On New Year's eve, hang out with Michael Stanley

By John Benson


There’s something about New Year’s Eve shows and Michael Stanley that go together.

Not only did the Michael Stanley Band perform a 1981 New Year’s Eve concert before 21,000 fans at the old Richfield Coliseum, but for the better half of the past decade, Stanley has been playing holiday shows at the House of Blues.

“New Year’s Eve shows are either really good or the audience is already passed out when you get there,” said Stanley, who can be heard weekdays as the afternoon disc jockey on WNCX-FM. “I remember when we used to do them at The Coliseum. You have to start later, and you’d hit the stage and half the people in the first row would already be passed out. It’s kind of weird, but when it works the right way, it’s the ultimate party. Hopefully, that’s what will happen this time.”

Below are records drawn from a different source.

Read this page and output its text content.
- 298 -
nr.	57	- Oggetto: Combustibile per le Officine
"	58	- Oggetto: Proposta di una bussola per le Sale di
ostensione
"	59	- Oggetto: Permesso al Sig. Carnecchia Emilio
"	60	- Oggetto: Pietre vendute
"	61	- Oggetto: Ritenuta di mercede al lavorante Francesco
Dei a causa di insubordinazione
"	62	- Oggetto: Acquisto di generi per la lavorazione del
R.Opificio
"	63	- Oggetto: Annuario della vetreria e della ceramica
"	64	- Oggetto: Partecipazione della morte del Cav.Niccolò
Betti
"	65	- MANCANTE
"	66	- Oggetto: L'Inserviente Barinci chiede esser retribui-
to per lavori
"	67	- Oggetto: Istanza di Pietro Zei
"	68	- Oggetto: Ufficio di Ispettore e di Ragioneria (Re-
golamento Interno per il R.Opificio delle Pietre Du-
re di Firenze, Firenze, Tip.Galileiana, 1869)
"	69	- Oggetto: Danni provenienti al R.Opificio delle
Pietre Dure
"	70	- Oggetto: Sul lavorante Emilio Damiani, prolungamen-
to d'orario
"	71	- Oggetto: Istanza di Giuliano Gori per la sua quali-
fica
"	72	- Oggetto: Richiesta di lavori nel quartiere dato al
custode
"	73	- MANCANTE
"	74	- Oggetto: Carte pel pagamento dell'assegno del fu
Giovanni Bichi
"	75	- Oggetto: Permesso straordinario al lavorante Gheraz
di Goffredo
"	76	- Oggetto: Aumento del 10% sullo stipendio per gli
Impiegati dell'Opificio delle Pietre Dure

This time is Monday at the House of Blues. Actually, Stanley said normally he plays a holiday show, but it’s been a few years since he did the New Year’s Eve House of Blues gig.

However, this year the Live Nation folks called him up and suggested a soiree with his backing band The Resonators — Tommy Dobeck (drums), Bob Pelander (piano, vocals), Danny Powers (guitar, vocals), Jennifer Lee (vocals, percussion), Rodney Psyka (percussion, vocals), Marc Lee Shannon (guitar), Eroc Sosinski (bass, vocals) and Paul Christensen (sax) — to bring in 2013.

Stanley agreed, looking forward to another moment where optimism about the upcoming year rings loudly. You see, it’s been a rough couple of years for the Cleveland icon. In 2010, Stanley lost his mother, father, stepfather, ex-wife and two members of his road crew.

Naturally, he sought catharsis through his music, which eventually became his recently released 12th studio album “The Hang.” The CD includes the upbeat title track and the orchestral “Another New Year’s Eve.”

“It was sort of a darker album, not that my albums are party albums,” Stanley said. “The last 18 months before that had been fraught with all sorts of people passing on, so it was kind of a product of that. The next album we start mixing in January has a concerted effort to be a little more smiling.”

Though Stanley said the new unreleased material won’t be played at the upcoming New Year’s Eve show, there will be material from “The Hang” and other gems from his MSB past in the set.

“One of the blessings and curses this far down the line is there’s so much stuff to choose from,” Stanley said. “There are obviously a certain amount of things that have to show up at every show, and I’ve been lucky enough to have a fan base that allows me to have a certain amount of freedom still to do new things.”

Speaking of new things, this year Stanley is following suit from other classic-rock artists who make special VIP packages available — at a steep cost — to die-hard fans. For $200, Stanley fans get an intimate pre-show acoustic set with wine, an exclusive meet-and-greet and an autographed limited edition show poster.

It’s pointed out to Stanley that going the VIP route is a slippery slope. Soon, Live Nation will be hawking VIP passes to drive him to the gig or perhaps watch him get dressed backstage.

Stanley said, lauging, “Yeah, that’ll probably be next year.”